Basketball Hall of Famer Bill Walton’s career was severely hampered because of foot injuries, as Walton missed two consecutive seasons rehabbing several reconstructive surgeries. Walton was eventually able to return, and even played a pivotal role in the 1986 Boston Celtics, winning Sixth Man of the Year as well winning the NBA Championship – but more injury woes kept him sidelined and forced him to retire shortly after. Former Indiana Pacers center Rik Smits was hobbled with foot troubles throughout his career, which limited his minutes and productivity.

The most recent and worst case scenario of big men and foot injuries is former Houston Rockets center Yao Ming. Only a decade ago, Yao was an up-and-coming star in the NBA, elevating his game every year for his first three seasons, missing only two games during that stretch. It was in his fourth year that things began to unravel for the big man. That season, Yao had surgery on his foot for the first time. Yao missed a substantial amount of time the next two seasons, requiring knee surgery as well as a second procedure on his foot to repair a stress fracture. He returned the following season and was playing at an elite level once again, but in the playoffs a hairline fracture was found in his left foot during an ankle examination, and once again he would go under the knife. Yao missed the entire 2009-2010 season recovering from the injury, and when he did return he was forced into a limited role, playing less than 20 mpg and sitting out the second half of back-to-back games.

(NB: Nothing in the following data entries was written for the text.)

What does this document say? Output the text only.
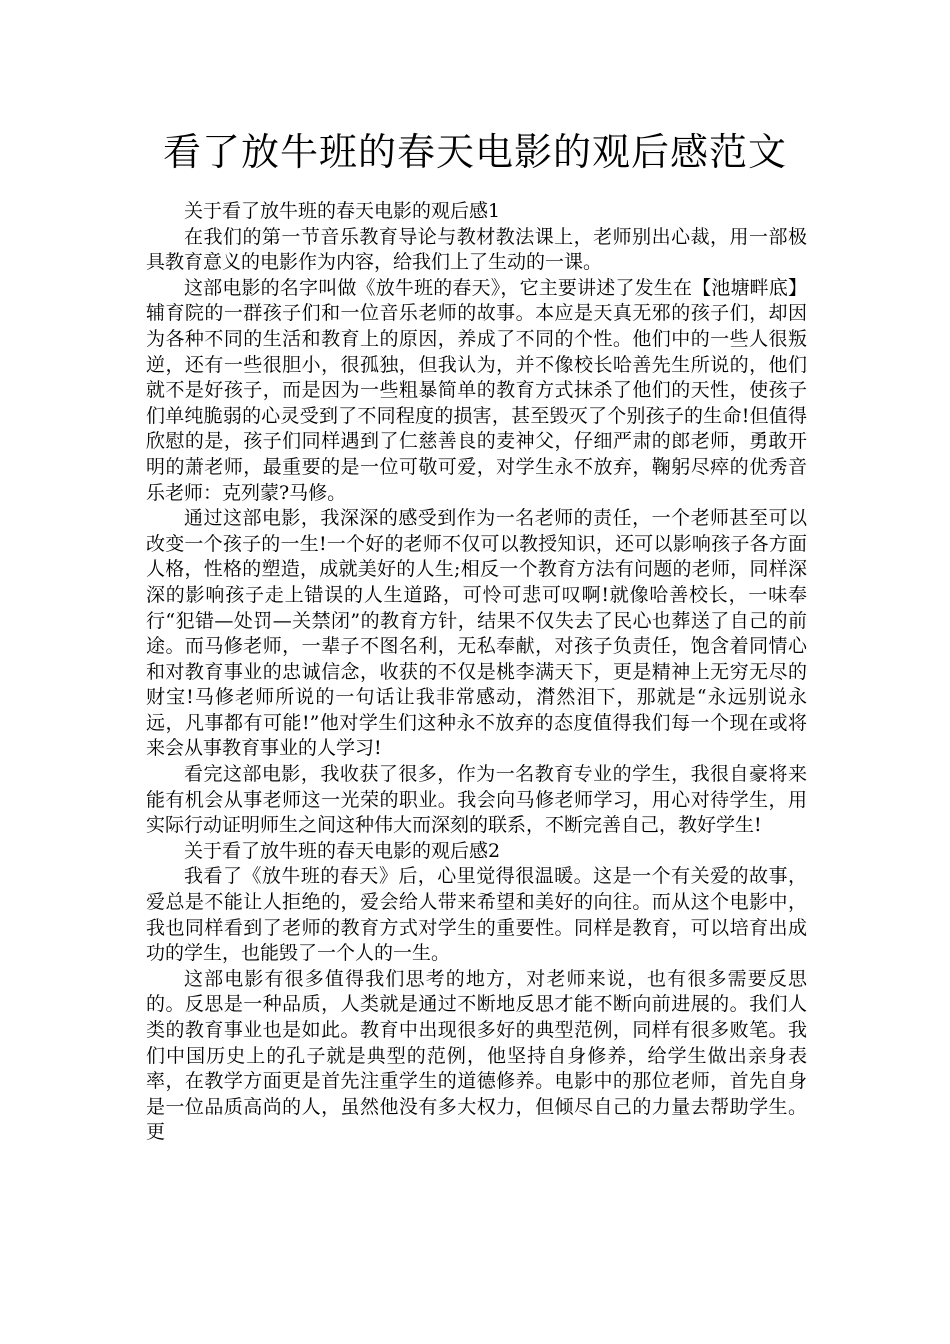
看了放牛班的春天电影的观后感范文

关于看了放牛班的春天电影的观后感1

在我们的第一节音乐教育导论与教材教法课上，老师别出心裁，用一部极具教育意义的电影作为内容，给我们上了生动的一课。

这部电影的名字叫做《放牛班的春天》，它主要讲述了发生在【池塘畔底】辅育院的一群孩子们和一位音乐老师的故事。本应是天真无邪的孩子们，却因为各种不同的生活和教育上的原因，养成了不同的个性。他们中的一些人很叛逆，还有一些很胆小，很孤独，但我认为，并不像校长哈善先生所说的，他们就不是好孩子，而是因为一些粗暴简单的教育方式抹杀了他们的天性，使孩子们单纯脆弱的心灵受到了不同程度的损害，甚至毁灭了个别孩子的生命!但值得欣慰的是，孩子们同样遇到了仁慈善良的麦神父，仔细严肃的郎老师，勇敢开明的萧老师，最重要的是一位可敬可爱，对学生永不放弃，鞠躬尽瘁的优秀音乐老师：克列蒙?马修。

通过这部电影，我深深的感受到作为一名老师的责任，一个老师甚至可以改变一个孩子的一生!一个好的老师不仅可以教授知识，还可以影响孩子各方面人格，性格的塑造，成就美好的人生;相反一个教育方法有问题的老师，同样深深的影响孩子走上错误的人生道路，可怜可悲可叹啊!就像哈善校长，一味奉行“犯错—处罚—关禁闭”的教育方针，结果不仅失去了民心也葬送了自己的前途。而马修老师，一辈子不图名利，无私奉献，对孩子负责任，饱含着同情心和对教育事业的忠诚信念，收获的不仅是桃李满天下，更是精神上无穷无尽的财宝!马修老师所说的一句话让我非常感动，潸然泪下，那就是“永远别说永远，凡事都有可能!”他对学生们这种永不放弃的态度值得我们每一个现在或将来会从事教育事业的人学习!

看完这部电影，我收获了很多，作为一名教育专业的学生，我很自豪将来能有机会从事老师这一光荣的职业。我会向马修老师学习，用心对待学生，用实际行动证明师生之间这种伟大而深刻的联系，不断完善自己，教好学生!

关于看了放牛班的春天电影的观后感2

我看了《放牛班的春天》后，心里觉得很温暖。这是一个有关爱的故事，爱总是不能让人拒绝的，爱会给人带来希望和美好的向往。而从这个电影中，我也同样看到了老师的教育方式对学生的重要性。同样是教育，可以培育出成功的学生，也能毁了一个人的一生。

这部电影有很多值得我们思考的地方，对老师来说，也有很多需要反思的。反思是一种品质，人类就是通过不断地反思才能不断向前进展的。我们人类的教育事业也是如此。教育中出现很多好的典型范例，同样有很多败笔。我们中国历史上的孔子就是典型的范例，他坚持自身修养，给学生做出亲身表率，在教学方面更是首先注重学生的道德修养。电影中的那位老师，首先自身是一位品质高尚的人，虽然他没有多大权力，但倾尽自己的力量去帮助学生。更
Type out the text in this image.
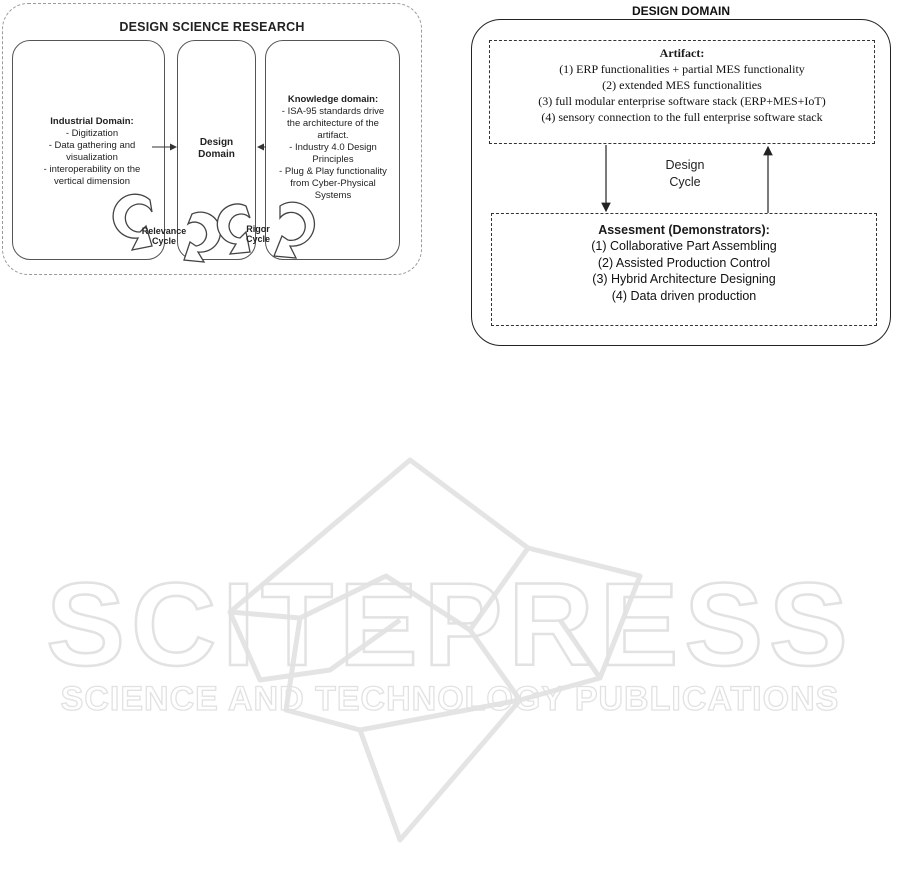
DESIGN SCIENCE RESEARCH
Industrial Domain:
- Digitization
- Data gathering and
visualization
- interoperability on the
vertical dimension
Design
Domain
Knowledge domain:
- ISA-95 standards drive
the architecture of the
artifact.
- Industry 4.0 Design
Principles
- Plug & Play functionality
from Cyber-Physical
Systems
Relevance
Cycle
Rigor
Cycle
DESIGN DOMAIN
Artifact:
(1) ERP functionalities + partial MES functionality
(2) extended MES functionalities
(3) full modular enterprise software stack (ERP+MES+IoT)
(4) sensory connection to the full enterprise software stack
Design
Cycle
Assesment (Demonstrators):
(1) Collaborative Part Assembling
(2) Assisted Production Control
(3) Hybrid Architecture Designing
(4) Data driven production
SCITEPRESS
SCIENCE AND TECHNOLOGY PUBLICATIONS
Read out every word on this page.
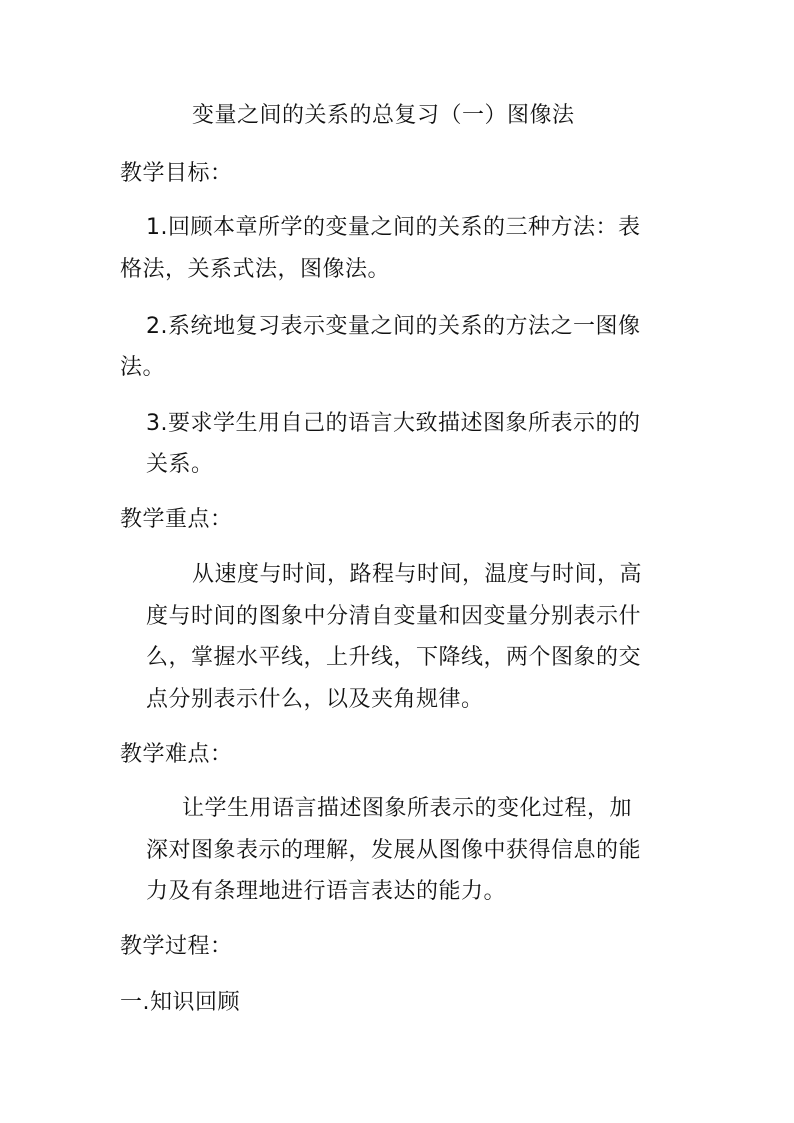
变量之间的关系的总复习（一）图像法
教学目标：
1.回顾本章所学的变量之间的关系的三种方法：表
格法，关系式法，图像法。
2.系统地复习表示变量之间的关系的方法之一图像
法。
3.要求学生用自己的语言大致描述图象所表示的的
关系。
教学重点：
从速度与时间，路程与时间，温度与时间，高
度与时间的图象中分清自变量和因变量分别表示什
么，掌握水平线，上升线，下降线，两个图象的交
点分别表示什么，以及夹角规律。
教学难点：
让学生用语言描述图象所表示的变化过程，加
深对图象表示的理解，发展从图像中获得信息的能
力及有条理地进行语言表达的能力。
教学过程：
一.知识回顾
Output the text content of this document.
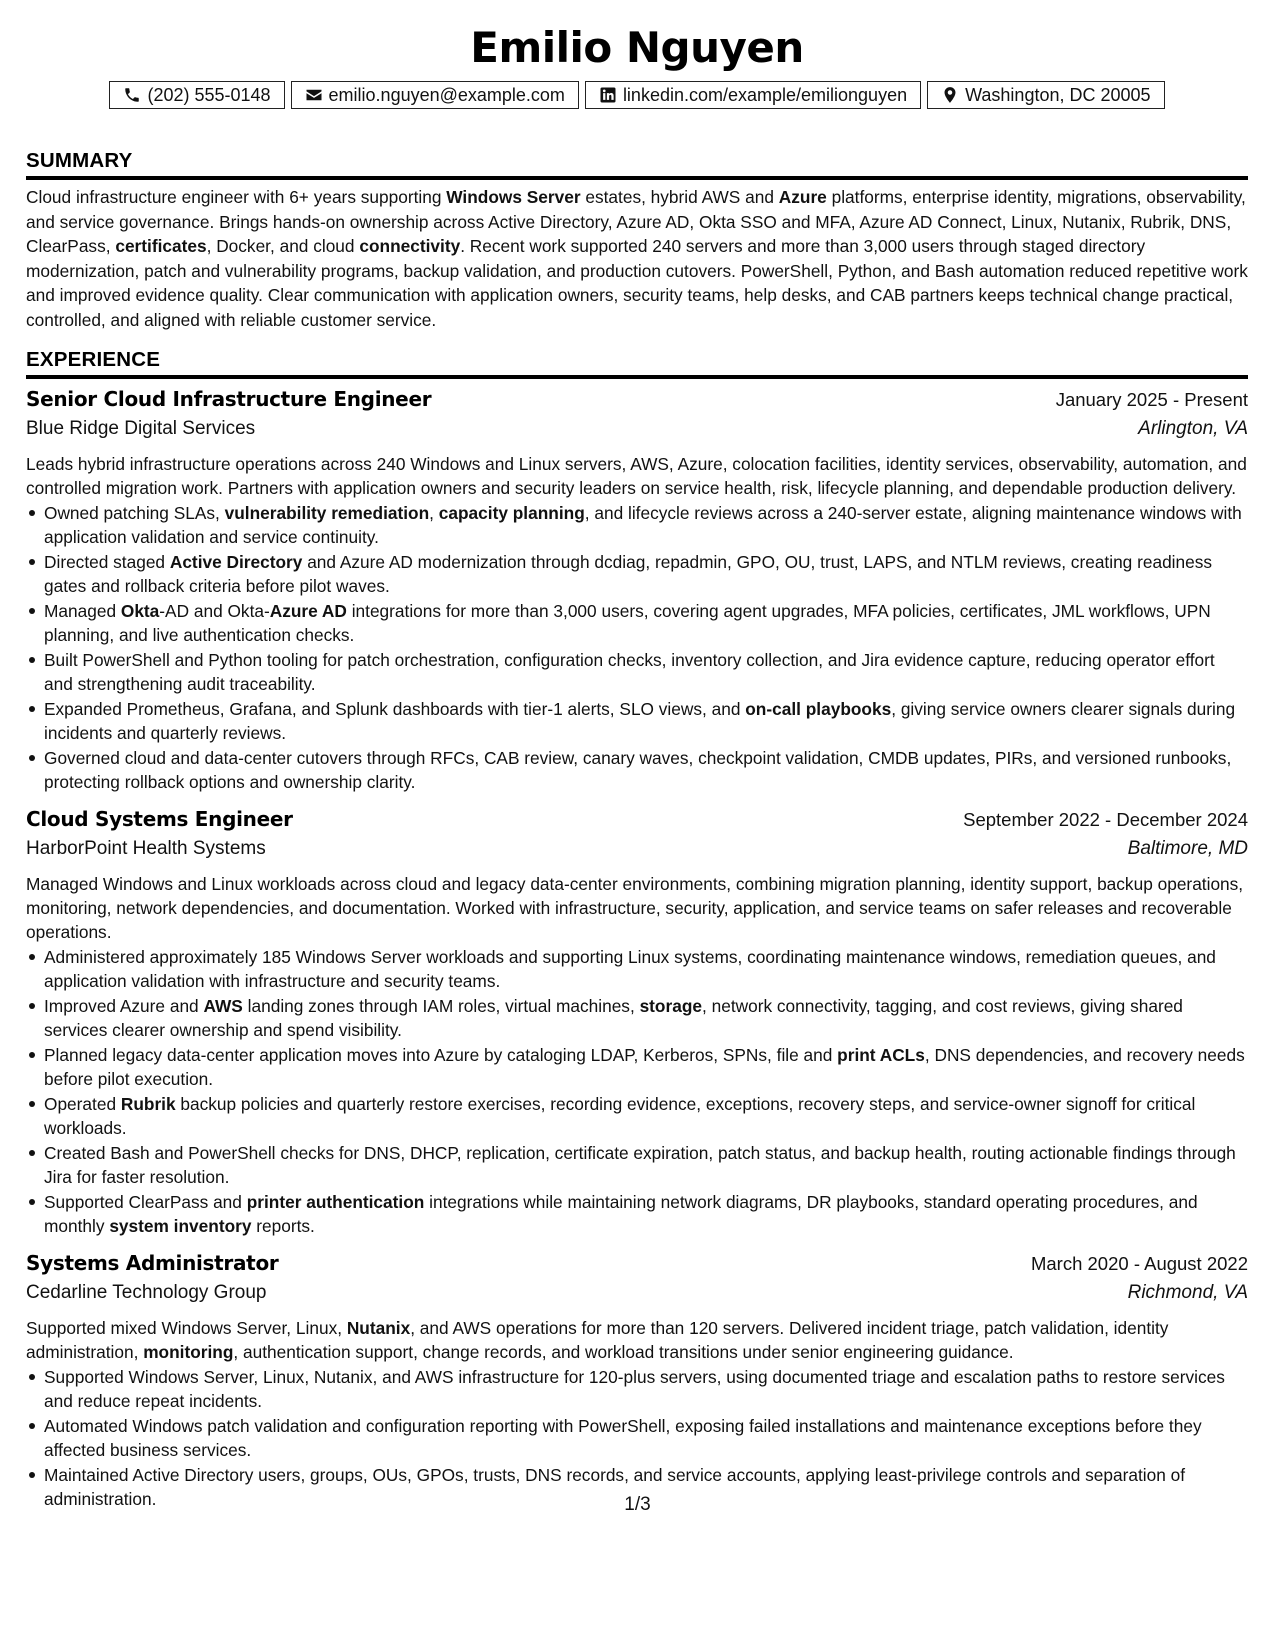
Emilio Nguyen
(202) 555-0148	emilio.nguyen@example.com	linkedin.com/example/emilionguyen	Washington, DC 20005
SUMMARY

Cloud infrastructure engineer with 6+ years supporting Windows Server estates, hybrid AWS and Azure platforms, enterprise identity, migrations, observability, and service governance. Brings hands-on ownership across Active Directory, Azure AD, Okta SSO and MFA, Azure AD Connect, Linux, Nutanix, Rubrik, DNS, ClearPass, certificates, Docker, and cloud connectivity. Recent work supported 240 servers and more than 3,000 users through staged directory modernization, patch and vulnerability programs, backup validation, and production cutovers. PowerShell, Python, and Bash automation reduced repetitive work and improved evidence quality. Clear communication with application owners, security teams, help desks, and CAB partners keeps technical change practical, controlled, and aligned with reliable customer service.

EXPERIENCE
Senior Cloud Infrastructure Engineer	January 2025 - Present
Blue Ridge Digital Services	Arlington, VA
Leads hybrid infrastructure operations across 240 Windows and Linux servers, AWS, Azure, colocation facilities, identity services, observability, automation, and controlled migration work. Partners with application owners and security leaders on service health, risk, lifecycle planning, and dependable production delivery.
Owned patching SLAs, vulnerability remediation, capacity planning, and lifecycle reviews across a 240-server estate, aligning maintenance windows with application validation and service continuity.
Directed staged Active Directory and Azure AD modernization through dcdiag, repadmin, GPO, OU, trust, LAPS, and NTLM reviews, creating readiness gates and rollback criteria before pilot waves.
Managed Okta-AD and Okta-Azure AD integrations for more than 3,000 users, covering agent upgrades, MFA policies, certificates, JML workflows, UPN planning, and live authentication checks.
Built PowerShell and Python tooling for patch orchestration, configuration checks, inventory collection, and Jira evidence capture, reducing operator effort and strengthening audit traceability.
Expanded Prometheus, Grafana, and Splunk dashboards with tier-1 alerts, SLO views, and on-call playbooks, giving service owners clearer signals during incidents and quarterly reviews.
Governed cloud and data-center cutovers through RFCs, CAB review, canary waves, checkpoint validation, CMDB updates, PIRs, and versioned runbooks, protecting rollback options and ownership clarity.
Cloud Systems Engineer	September 2022 - December 2024
HarborPoint Health Systems	Baltimore, MD
Managed Windows and Linux workloads across cloud and legacy data-center environments, combining migration planning, identity support, backup operations, monitoring, network dependencies, and documentation. Worked with infrastructure, security, application, and service teams on safer releases and recoverable operations.
Administered approximately 185 Windows Server workloads and supporting Linux systems, coordinating maintenance windows, remediation queues, and application validation with infrastructure and security teams.
Improved Azure and AWS landing zones through IAM roles, virtual machines, storage, network connectivity, tagging, and cost reviews, giving shared services clearer ownership and spend visibility.
Planned legacy data-center application moves into Azure by cataloging LDAP, Kerberos, SPNs, file and print ACLs, DNS dependencies, and recovery needs before pilot execution.
Operated Rubrik backup policies and quarterly restore exercises, recording evidence, exceptions, recovery steps, and service-owner signoff for critical workloads.
Created Bash and PowerShell checks for DNS, DHCP, replication, certificate expiration, patch status, and backup health, routing actionable findings through Jira for faster resolution.
Supported ClearPass and printer authentication integrations while maintaining network diagrams, DR playbooks, standard operating procedures, and monthly system inventory reports.
Systems Administrator	March 2020 - August 2022
Cedarline Technology Group	Richmond, VA
Supported mixed Windows Server, Linux, Nutanix, and AWS operations for more than 120 servers. Delivered incident triage, patch validation, identity administration, monitoring, authentication support, change records, and workload transitions under senior engineering guidance.
Supported Windows Server, Linux, Nutanix, and AWS infrastructure for 120-plus servers, using documented triage and escalation paths to restore services and reduce repeat incidents.
Automated Windows patch validation and configuration reporting with PowerShell, exposing failed installations and maintenance exceptions before they affected business services.
Maintained Active Directory users, groups, OUs, GPOs, trusts, DNS records, and service accounts, applying least-privilege controls and separation of administration.	1/3
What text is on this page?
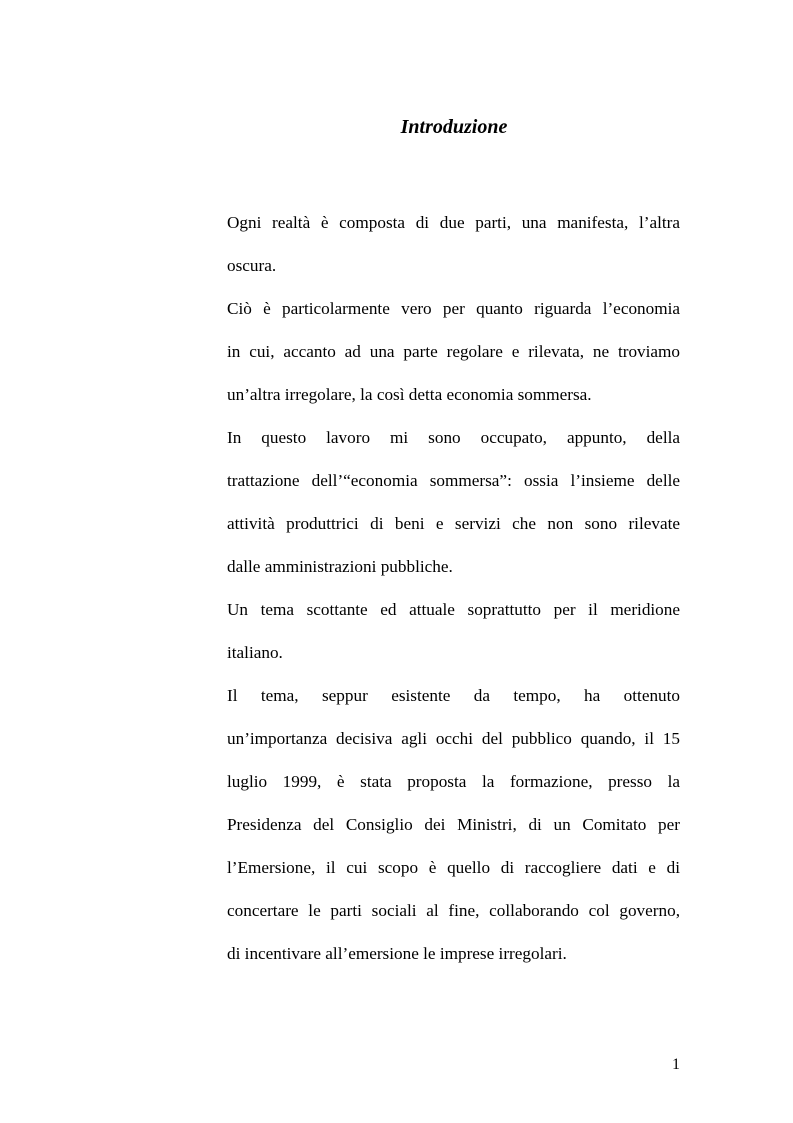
Introduzione
Ogni realtà è composta di due parti, una manifesta, l’altra
oscura.
Ciò è particolarmente vero per quanto riguarda l’economia
in cui, accanto ad una parte regolare e rilevata, ne troviamo
un’altra irregolare, la così detta economia sommersa.
In questo lavoro mi sono occupato, appunto, della
trattazione dell’“economia sommersa”: ossia l’insieme delle
attività produttrici di beni e servizi che non sono rilevate
dalle amministrazioni pubbliche.
Un tema scottante ed attuale soprattutto per il meridione
italiano.
Il tema, seppur esistente da tempo, ha ottenuto
un’importanza decisiva agli occhi del pubblico quando, il 15
luglio 1999, è stata proposta la formazione, presso la
Presidenza del Consiglio dei Ministri, di un Comitato per
l’Emersione, il cui scopo è quello di raccogliere dati e di
concertare le parti sociali al fine, collaborando col governo,
di incentivare all’emersione le imprese irregolari.
1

The odds may be against the Brooklyn Nets and Brook Lopez, but if the Nets want any chance of competing for a championship in the foreseeable future, they are going to need their All-Star center to return better than ever. The long career of Ilgauskas serves as a silver lining, however, and, at the very least, Lopez has proven to be a hard-worker, and his mind is certainly in the right place.